Not for distribution to United States newswire services or for dissemination in the United States.
July 13, 2022 – Vancouver, British Columbia – Victory Square Technologies Inc. (CSE:VST) (OTC:VSQTF) (“VST” or the “Company“) is pleased to announce that its wholly-owned subsidiary, IV Hydreight Inc. (“Hydreight“), has entered into a merger agreement effective July 12, 2022 (the “Merger Agreement“), with Perihelion Capital Ltd. (“PCL“) (TSXV:PCL.P), a capital pool company listed on the TSX Venture Exchange (the “Exchange“), in respect of an arm’s length reverse-takeover transaction which will result in PCL acquiring all of the equity interests of Hydreight and shareholders of Hydreight receiving shares of PCL in exchange for their holdings in Hydreight (the “Proposed Transaction“).
The completion of the Proposed Transaction is subject to the satisfaction certain conditions, including but not limited to: (i) the completion of a concurrent non-brokered financing for gross proceeds of a minimum of $500,000 (the “Concurrent Financing”) through the issuance of common shares in the capital of 1362795 B.C. Ltd. (“AssetCo“), a wholly-owned subsidiary of VST; (ii) the completion of the consolidation of common shares of PCL on a 6.46805 pre-consolidation share for one post consolidation share basis; (iii) the completion of the transfer of all equity interest in Hydreight from VST to AssetCo; and (iv) the receipt of all requisite regulatory, stock exchange, or governmental authorizations and consents, including the Exchange.
Subject to satisfaction or waiver of the conditions precedent referred to herein and in the Merger Agreement, PCL and Hydreight anticipate that the Proposed Transaction will be completed no later than December 15, 2022. There can be no assurance that the Proposed Transaction, the Consolidation or Concurrent Financing will be completed on the terms proposed above or at all.
The Proposed Transaction will result in PCL acquiring all of the issued and outstanding securities of AssetCo, which will be the sole shareholder of Hydreight prior to the effective time of the closing of the Merger Agreement, in exchange for the issuance of securities of PCL by way of a three cornered amalgamation between a fully owned subsidiary of PCL (“PCL AcquisitionCo“), AssetCo and PCL, which will result in the entity resulting from the amalgamation of PCL AcquisitionCo and AssetCo becoming a wholly-owned subsidiary of PCL. The existing shareholders of AssetCo, which includes VST, are expected to own a majority of the outstanding PCL Common Shares after completion of the Proposed Transaction and PCL will be renamed to such name as mutually agreed to by PCL and Hydreight.

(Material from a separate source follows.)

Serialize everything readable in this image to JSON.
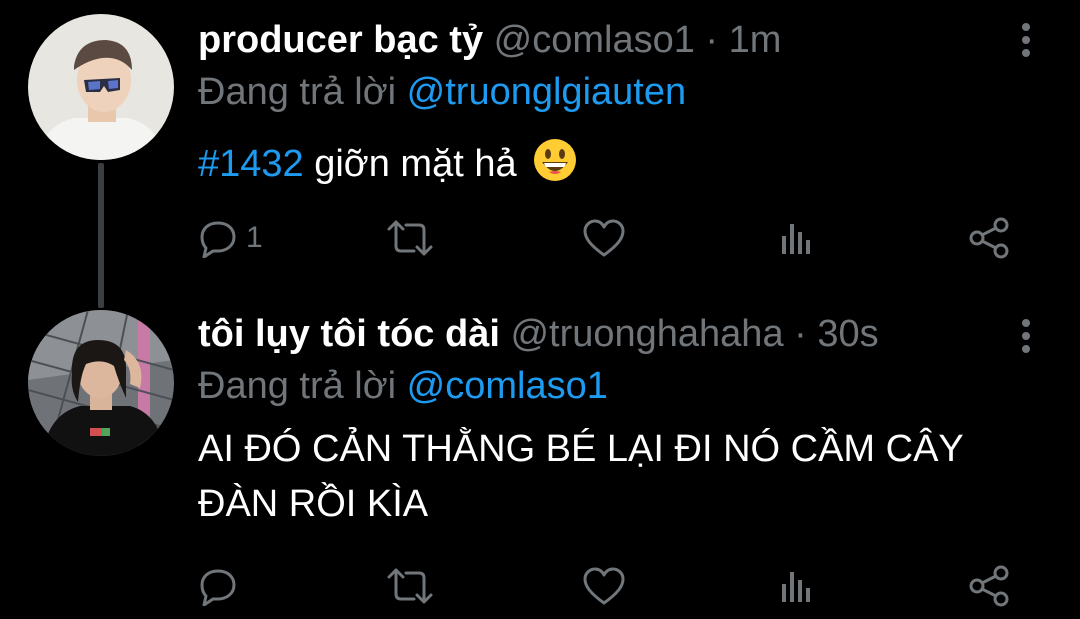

It is anticipated that PCL immediately after the completion of the Proposed Transaction will be a Tier 2 technology issuer listed on the Exchange. In August 2021 and April 2022, PCL completed non-brokered private placements to raise aggregate gross proceeds of $3,081,158.88.
For additional information regarding the Proposed Transaction, please see the press release of PCL dated July 13, 2022, available on the SEDAR profile of PCL at www.sedar.com.
Previous Hydreight updates can be viewed below:
For more, please visit www.victorysquare.com
ON BEHALF OF THE BOARD OF DIRECTORS
Director and Chief Executive Officer
About Victory Square Technologies Inc.
VST builds, acquires and invests in promising startups, then provides the senior leadership and resources needed to fast-track growth. The result: rapid scale-up and monetization, with a solid track record.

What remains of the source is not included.